As part of a routine skin biopsy procedure at his dermatologist's office, a healthy 22-year-old male receives an injection of lidocaine with epinephrine. Within minutes, his heart starts pounding and he begins to feel anxious. The dermatologist believes the patient is having an anaphylactic reaction and calls 9-1-1.
When EMS arrives at the scene, the dermatologist informs them that the patient is suffering from an anaphylactic reaction. The patient reports that his heart is pounding, and he feels short of breath and very anxious. En route to the hospital, the paramedic asks his EMT partner to get the diphenhydramine and epinephrine vials out of the drug box. The paramedic later recalls asking the BLS partner to draw up "all of the diphenhydramine," but the EMT recalls hearing the paramedic ask for "all of the epinephrine." The paramedic takes the prepared syringe from the EMT and administers the medication intravenously, without checking the amount or the vial it was drawn from. Within minutes, the patient's rhythm changes to sustained ventricular tachycardia, and the patient complains of severe chest pain and diaphoresis, becomes distraught and says, "I think I'm dying." At this point, the paramedic realizes that he has just delivered 1 mg of 1:1,000 epinephrine via rapid intravenous bolus. Later, in the emergency department, it is determined that the patient suffered a myocardial infarction during the event. A lab analysis shows a rise in troponin levels, and a wall motion abnormality is found on echocardiogram, indicating that the patient sustained permanent damage to his heart muscle.
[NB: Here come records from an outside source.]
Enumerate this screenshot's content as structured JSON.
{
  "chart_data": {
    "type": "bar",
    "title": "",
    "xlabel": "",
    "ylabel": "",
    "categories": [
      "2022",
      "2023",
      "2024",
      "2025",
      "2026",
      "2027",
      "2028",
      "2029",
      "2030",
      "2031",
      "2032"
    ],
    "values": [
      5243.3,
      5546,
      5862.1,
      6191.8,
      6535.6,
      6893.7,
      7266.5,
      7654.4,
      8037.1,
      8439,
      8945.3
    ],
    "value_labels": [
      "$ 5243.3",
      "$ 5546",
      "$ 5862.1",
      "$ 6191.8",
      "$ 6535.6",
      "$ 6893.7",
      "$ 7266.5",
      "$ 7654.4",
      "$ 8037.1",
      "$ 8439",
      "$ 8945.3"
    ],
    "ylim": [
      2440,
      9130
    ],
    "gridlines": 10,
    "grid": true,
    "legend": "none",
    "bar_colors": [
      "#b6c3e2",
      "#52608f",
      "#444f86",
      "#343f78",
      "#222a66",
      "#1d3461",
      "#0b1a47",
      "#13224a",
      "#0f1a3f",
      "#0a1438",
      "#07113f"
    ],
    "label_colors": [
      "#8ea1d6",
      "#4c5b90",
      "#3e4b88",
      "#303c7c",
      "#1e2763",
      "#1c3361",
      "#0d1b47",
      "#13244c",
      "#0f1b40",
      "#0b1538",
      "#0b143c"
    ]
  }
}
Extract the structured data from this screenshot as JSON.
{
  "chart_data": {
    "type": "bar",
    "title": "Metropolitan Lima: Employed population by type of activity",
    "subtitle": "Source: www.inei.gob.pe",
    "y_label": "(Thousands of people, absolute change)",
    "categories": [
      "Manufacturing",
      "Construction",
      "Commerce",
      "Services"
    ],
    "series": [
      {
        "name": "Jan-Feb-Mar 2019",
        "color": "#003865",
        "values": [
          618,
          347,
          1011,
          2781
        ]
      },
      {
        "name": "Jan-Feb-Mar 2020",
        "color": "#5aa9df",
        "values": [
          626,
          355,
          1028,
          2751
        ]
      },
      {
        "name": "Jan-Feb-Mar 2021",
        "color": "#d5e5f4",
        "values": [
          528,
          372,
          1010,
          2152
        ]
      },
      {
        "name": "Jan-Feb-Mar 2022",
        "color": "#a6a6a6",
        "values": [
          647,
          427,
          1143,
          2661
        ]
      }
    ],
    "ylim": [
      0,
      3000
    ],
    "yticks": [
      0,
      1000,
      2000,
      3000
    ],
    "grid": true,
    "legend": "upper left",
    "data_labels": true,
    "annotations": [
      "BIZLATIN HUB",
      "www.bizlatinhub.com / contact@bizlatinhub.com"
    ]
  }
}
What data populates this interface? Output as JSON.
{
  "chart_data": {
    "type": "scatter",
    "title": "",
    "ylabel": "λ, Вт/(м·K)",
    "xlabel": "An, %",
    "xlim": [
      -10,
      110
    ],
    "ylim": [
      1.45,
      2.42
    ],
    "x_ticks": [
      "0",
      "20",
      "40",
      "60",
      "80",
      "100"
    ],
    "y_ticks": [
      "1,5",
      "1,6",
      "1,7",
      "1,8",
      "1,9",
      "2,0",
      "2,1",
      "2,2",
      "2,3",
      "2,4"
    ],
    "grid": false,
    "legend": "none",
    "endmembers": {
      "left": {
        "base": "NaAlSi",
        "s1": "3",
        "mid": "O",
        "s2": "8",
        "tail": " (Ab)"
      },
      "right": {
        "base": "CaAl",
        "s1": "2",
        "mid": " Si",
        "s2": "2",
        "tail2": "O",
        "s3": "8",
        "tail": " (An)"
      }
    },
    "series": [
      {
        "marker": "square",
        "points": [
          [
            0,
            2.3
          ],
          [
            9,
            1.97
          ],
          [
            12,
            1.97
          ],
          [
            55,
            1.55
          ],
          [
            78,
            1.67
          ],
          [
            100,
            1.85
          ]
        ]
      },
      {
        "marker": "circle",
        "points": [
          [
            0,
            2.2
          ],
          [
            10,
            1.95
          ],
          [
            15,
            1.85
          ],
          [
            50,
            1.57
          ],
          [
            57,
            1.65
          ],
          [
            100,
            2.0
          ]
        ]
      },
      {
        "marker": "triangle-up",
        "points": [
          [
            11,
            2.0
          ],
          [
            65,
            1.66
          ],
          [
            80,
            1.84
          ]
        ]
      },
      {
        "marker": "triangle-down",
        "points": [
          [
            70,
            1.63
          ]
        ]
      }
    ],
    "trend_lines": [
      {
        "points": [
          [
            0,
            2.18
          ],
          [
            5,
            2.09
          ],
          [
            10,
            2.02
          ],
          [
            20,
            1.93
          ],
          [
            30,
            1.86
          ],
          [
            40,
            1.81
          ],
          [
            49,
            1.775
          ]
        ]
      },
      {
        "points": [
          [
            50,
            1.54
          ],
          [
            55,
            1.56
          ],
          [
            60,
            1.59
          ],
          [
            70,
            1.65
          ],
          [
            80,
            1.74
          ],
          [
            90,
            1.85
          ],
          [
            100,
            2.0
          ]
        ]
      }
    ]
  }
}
Adverse events like this are not uncommon. In fact, more deaths occur each year due to medical errors than from motor vehicle crashes, breast cancer or AIDS. Although there are currently no reports that specifically look at EMS error rates, several suggest that EMS is no different than the rest of medicine with regard to patient safety. This is especially significant considering that 15,000 EMS systems and upwards of 800,000 EMS personnel respond to more than 16 million transport calls annually.
The current EMS culture often uses "blame-and-shame" mentality. When an adverse event occurs, the common first response is to find out whose fault it is and discipline the individual. Unfortunately, this approach is not effective for improving overall patient safety, for several reasons. First, it ignores the fact that other factors in the system (besides the individual provider) might have contributed to, facilitated or even caused the adverse event to occur. This is important, because if these factors can be identified and modified, the chance of similar events occurring in the future can be reduced. Second, focusing blame on the individual doesn't prevent the same event from happening to another provider. Third, the blame-and-shame mentality creates a culture where EMS providers fear reprisal and may try to hide adverse events and near-misses rather than using them to improve the system. Unless management and system leaders are aware of events, they can't take steps toward reducing them.
Other high-risk industries, such as aviation and nuclear power, have become highly reliable and safe because they have moved away from this mentality and instead use concepts like the systems approach to maximize their safety. The systems approach recognizes that all adverse events have multiple contributing factors, many of which are out of the provider's control. Aviation, for example, utilizes an Aviation Safety Reporting System (ASRS), which documents both adverse events and near-misses. Observing ASRS's success in aviation, members of the EMS community followed suit and developed a similar system: the Medical Error Prevention and Reporting System (MEPARS). A number of agencies around the country have implemented MEPARS or similar systems. Since its inception, MEPARS has not only identified several near-misses and adverse events, but has reduced the recurrence of similar events. The purpose of this article is to illustrate how using a systems approach in EMS, and using an event-reporting system like MEPARS, is a better method for reducing adverse events than the blame-and-shame approach.